С рассветом Кузин отправился на хутор, но чем ближе подходил, тем меньше хотелось просить. Когда поднялся на крыльцо и увидел массивную, явно рассчитанную на то, чтобы задержать чужих, дверь, — ярость вспыхнула с новой силой. Куркули проклятые, думал он, копите от первого вздоха до последнего, жадничаете, зимой снега не выпросишь, и ведь никакого толка не то чтобы всем людям — вам самим никакого толка, жметесь, лишний кусок боитесь съесть, а для чего? Чтобы «оставить» — сыну, дочери, внуку, а те, получив жирный кус, — снова копят и копят, чтобы «оставить», и так до скончания века… А пришла к вам новая жизнь — с ее коллективизмом, чувством локтя, уверенностью в завтрашнем дне — вы ее не заметили или сделали вид, что еще хуже, потому что это уже самая настоящая контра… А теперь у вас надо вымаливать кусок хлеба, чтобы дойти до своих и, вернувшись в армию, бить немцев без пощады, между прочим, за вас же…

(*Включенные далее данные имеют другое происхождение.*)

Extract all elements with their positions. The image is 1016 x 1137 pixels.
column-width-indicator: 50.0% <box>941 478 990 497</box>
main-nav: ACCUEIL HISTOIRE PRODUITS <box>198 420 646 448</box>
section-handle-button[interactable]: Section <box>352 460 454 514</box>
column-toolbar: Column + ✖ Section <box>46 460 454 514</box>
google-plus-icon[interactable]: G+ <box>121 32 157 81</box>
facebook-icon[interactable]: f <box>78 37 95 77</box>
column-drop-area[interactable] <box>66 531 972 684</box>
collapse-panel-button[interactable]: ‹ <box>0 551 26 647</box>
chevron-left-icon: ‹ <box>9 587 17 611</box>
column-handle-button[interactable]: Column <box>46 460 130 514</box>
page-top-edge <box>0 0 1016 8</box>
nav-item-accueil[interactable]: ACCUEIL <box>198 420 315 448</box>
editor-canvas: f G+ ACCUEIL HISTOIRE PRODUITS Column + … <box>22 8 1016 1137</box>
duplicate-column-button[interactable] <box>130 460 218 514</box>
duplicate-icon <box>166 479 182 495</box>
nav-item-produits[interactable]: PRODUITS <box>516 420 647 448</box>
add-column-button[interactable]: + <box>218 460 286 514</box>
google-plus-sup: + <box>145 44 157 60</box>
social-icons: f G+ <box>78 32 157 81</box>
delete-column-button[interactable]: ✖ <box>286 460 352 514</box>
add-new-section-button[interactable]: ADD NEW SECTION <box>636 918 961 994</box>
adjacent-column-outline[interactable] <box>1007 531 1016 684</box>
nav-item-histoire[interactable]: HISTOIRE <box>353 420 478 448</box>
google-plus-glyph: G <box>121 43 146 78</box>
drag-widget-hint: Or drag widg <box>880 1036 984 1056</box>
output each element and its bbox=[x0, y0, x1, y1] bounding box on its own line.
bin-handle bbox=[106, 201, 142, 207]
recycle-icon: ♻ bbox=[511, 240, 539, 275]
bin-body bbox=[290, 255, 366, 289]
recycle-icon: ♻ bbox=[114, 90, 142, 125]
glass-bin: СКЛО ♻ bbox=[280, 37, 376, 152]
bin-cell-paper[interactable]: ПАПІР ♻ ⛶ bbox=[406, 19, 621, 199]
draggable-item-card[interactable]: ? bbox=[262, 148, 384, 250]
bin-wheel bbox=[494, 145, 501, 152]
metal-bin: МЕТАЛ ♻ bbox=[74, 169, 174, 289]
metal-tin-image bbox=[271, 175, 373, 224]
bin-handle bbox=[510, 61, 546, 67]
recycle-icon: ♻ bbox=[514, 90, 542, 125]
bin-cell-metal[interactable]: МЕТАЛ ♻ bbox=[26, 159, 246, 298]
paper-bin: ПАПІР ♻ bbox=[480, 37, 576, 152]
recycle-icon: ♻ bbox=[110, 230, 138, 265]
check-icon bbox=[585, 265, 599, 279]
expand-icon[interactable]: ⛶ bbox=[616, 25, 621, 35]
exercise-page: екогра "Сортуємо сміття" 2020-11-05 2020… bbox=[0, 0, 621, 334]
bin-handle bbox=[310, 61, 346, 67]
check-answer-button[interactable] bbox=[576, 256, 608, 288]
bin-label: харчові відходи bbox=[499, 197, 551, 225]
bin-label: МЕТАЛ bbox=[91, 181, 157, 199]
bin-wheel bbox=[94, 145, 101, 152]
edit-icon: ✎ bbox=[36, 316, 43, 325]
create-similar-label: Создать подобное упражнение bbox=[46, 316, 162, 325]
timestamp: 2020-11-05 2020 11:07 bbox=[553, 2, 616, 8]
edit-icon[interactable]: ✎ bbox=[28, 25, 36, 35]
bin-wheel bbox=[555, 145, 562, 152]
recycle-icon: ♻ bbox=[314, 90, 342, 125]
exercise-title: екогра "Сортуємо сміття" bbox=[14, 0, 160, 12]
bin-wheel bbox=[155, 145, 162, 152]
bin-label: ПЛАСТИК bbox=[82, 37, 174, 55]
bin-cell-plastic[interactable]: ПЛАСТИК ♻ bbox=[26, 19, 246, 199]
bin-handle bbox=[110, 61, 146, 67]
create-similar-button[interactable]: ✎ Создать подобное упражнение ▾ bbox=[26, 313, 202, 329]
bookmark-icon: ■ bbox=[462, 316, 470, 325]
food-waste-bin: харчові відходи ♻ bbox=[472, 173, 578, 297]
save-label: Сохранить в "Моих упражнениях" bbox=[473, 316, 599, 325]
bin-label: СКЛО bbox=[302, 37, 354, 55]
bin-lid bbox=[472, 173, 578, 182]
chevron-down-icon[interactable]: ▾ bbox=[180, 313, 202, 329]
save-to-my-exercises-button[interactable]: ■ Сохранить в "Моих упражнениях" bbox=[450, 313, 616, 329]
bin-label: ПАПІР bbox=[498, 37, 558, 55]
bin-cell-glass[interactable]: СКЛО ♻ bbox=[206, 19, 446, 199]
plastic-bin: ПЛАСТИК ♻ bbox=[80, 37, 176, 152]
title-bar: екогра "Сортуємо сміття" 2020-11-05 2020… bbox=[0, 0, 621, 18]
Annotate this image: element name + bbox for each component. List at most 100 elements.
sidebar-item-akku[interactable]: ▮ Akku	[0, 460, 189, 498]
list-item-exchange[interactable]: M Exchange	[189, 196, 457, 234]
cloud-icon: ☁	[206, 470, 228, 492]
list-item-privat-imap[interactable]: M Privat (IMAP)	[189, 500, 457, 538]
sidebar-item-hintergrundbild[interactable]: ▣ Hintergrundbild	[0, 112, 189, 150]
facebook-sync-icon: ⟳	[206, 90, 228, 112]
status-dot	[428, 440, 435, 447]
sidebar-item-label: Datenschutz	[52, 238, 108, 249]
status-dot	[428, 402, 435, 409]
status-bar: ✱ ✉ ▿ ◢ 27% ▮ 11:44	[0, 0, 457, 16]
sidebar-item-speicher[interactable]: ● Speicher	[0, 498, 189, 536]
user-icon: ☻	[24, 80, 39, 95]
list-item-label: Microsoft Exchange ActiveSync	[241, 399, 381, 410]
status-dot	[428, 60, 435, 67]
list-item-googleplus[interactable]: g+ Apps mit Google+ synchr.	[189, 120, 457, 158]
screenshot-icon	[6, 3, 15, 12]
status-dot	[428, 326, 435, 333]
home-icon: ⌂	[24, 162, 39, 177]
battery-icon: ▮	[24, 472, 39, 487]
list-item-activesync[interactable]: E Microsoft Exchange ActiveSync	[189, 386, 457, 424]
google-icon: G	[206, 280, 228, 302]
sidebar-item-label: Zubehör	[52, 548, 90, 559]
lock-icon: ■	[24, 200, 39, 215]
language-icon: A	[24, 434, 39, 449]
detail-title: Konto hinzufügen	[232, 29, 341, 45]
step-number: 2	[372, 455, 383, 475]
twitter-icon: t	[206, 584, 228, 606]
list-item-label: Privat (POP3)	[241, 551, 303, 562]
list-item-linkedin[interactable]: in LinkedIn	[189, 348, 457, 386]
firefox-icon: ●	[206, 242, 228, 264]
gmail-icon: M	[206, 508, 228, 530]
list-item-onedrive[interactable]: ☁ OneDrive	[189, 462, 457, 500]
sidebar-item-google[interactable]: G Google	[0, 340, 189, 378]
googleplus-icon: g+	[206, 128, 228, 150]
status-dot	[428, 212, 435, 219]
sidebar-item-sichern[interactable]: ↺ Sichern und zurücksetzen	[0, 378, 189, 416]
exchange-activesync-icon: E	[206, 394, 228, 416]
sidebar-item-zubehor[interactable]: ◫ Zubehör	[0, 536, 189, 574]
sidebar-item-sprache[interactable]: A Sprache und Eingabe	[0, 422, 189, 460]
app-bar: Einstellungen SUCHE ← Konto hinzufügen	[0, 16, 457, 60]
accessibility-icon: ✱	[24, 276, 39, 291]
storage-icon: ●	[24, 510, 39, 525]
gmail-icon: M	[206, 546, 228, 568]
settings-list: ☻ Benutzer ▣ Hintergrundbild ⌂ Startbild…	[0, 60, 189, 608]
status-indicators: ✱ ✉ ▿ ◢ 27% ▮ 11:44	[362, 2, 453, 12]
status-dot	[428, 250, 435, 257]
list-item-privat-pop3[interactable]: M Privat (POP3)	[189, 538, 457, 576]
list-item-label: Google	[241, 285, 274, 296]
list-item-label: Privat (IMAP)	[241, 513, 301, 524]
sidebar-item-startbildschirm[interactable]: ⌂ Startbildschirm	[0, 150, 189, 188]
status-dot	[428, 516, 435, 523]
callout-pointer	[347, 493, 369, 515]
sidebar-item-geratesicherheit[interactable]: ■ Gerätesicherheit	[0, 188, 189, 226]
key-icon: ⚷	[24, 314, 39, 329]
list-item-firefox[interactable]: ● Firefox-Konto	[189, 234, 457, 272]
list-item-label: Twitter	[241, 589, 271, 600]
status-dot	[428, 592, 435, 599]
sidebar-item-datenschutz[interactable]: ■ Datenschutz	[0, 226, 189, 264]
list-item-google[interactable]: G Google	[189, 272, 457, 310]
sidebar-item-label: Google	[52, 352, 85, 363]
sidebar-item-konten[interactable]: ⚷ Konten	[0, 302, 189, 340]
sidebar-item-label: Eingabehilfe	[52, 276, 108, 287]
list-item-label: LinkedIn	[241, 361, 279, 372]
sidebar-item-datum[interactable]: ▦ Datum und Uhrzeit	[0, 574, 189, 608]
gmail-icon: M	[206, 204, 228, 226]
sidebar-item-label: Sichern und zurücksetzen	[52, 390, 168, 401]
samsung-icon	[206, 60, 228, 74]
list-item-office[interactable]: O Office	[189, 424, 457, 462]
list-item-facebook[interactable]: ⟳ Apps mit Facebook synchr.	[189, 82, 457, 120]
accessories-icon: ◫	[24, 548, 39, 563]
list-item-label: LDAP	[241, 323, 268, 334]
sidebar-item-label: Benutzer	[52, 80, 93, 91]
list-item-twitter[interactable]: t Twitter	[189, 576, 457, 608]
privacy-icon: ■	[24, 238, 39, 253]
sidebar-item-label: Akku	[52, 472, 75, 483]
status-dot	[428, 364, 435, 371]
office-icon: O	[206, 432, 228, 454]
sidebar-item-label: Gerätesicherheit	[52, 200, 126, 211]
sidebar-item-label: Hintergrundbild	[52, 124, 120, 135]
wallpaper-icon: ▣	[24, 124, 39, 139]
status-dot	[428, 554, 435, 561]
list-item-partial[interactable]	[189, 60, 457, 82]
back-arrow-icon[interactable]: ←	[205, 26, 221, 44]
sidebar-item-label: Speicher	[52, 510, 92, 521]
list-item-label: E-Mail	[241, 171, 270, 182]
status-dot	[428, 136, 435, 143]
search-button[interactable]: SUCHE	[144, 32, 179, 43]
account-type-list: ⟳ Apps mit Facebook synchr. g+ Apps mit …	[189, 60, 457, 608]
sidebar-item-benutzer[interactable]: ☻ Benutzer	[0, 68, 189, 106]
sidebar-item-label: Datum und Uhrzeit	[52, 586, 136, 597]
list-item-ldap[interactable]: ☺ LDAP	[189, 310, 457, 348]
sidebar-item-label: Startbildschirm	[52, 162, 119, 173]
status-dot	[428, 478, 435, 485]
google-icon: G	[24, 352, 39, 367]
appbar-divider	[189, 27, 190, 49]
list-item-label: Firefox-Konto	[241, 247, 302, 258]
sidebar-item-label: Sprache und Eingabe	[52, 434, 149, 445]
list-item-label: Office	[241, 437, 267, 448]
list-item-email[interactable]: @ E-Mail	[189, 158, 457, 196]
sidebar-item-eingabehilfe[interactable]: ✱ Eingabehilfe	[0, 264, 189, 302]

Он постучал, требовательно, уверенно, как привык. Открыла женщина, она ни о чем не спросила через дверь, и это удивило Кузина. «Не боитесь? — Он перешагнул порог: — Чего же вчера даже куска хлеба не дали нашему товарищу?» Она покачала головой: «Пан не понимает, придут швабы, поубивают детей, их же пятеро… — Закрыла дверь. — Подождите здесь, спят все… — Вздохнула виновато: — С вашим паном муж говорил, он все объяснил: если бы одному — дали бы, накормили, а воем нельзя, потому что эта против власти…» «А мы вам — не власть? — сжал губы Кузин. — Не рано ли похоронили?» «Подождите…» — повторила она: и ушла. Кузин сел на дубовую скамейку и достал пистолет, решил проверить лишний раз — все ли в порядке с личным оружием. Женщина вернулась, боязливо покосилась, протянула узелок из чистого полотенца: «Здесь хлеб и сало, четыре луковицы». — «Воды нужно!» — попросил он, пряча пистолет. «Сейчас», — она сняла с полки старинную четверть из-под водки и, наклонив ведро, аккуратно начала ее наполнять. Вышел мужик лет пятидесяти, стриженный в скобку, как кержак, укоризненно стал что-то говорить по-польски, потом открыл дверь: «Уходите, я вечером все вашему офицеру объяснил, я не по злу, просто так надо, поймите…» — Он говорил по-русски медленно, но практически без акцента, Кузина это удивило. «Где научились?» — «Что значит „где“? Вы забыли, что Польша частью России была, а мы — помним». — «Значит, понимаете, что советская власть вам свободу дала, государственность свою?» — «Понимаем, что Россия у нас эту государственность отобрала». — «Не можешь простить?» — «Не могу забыть. Кто забывает о плохом, не оценит хорошего. — Он вышел на крыльцо и тут же вернулся. — Ты уже не сможешь уйти. Немцы… — Он перевел взгляд на широкую полку над дверью. — Там хомуты, вожжи, лошадей теперь нет, ваши отобрали, ты залезай, швабы туда не сунутся…» Проклиная ту минуту, когда возникла у него мысль идти на этот хутор, Кузин взобрался на полку. В стене было маленькое окошко, забранное грязным стеклом, сквозь него он увидел, как окружают дом и постройки немецкие солдаты, а во двор заруливает легковой автомобиль. Потом строем вошли красноармейцы, их было около роты, все без оружия.
Это была рота Кисляева, все стояли хмуро, кровавая минута приближалась неумолимо, во двор въехал грузовик, два эсэсовца откинули борта, кузов был набит русскими трехлинейками. Здесь же громоздились ящики с патронами.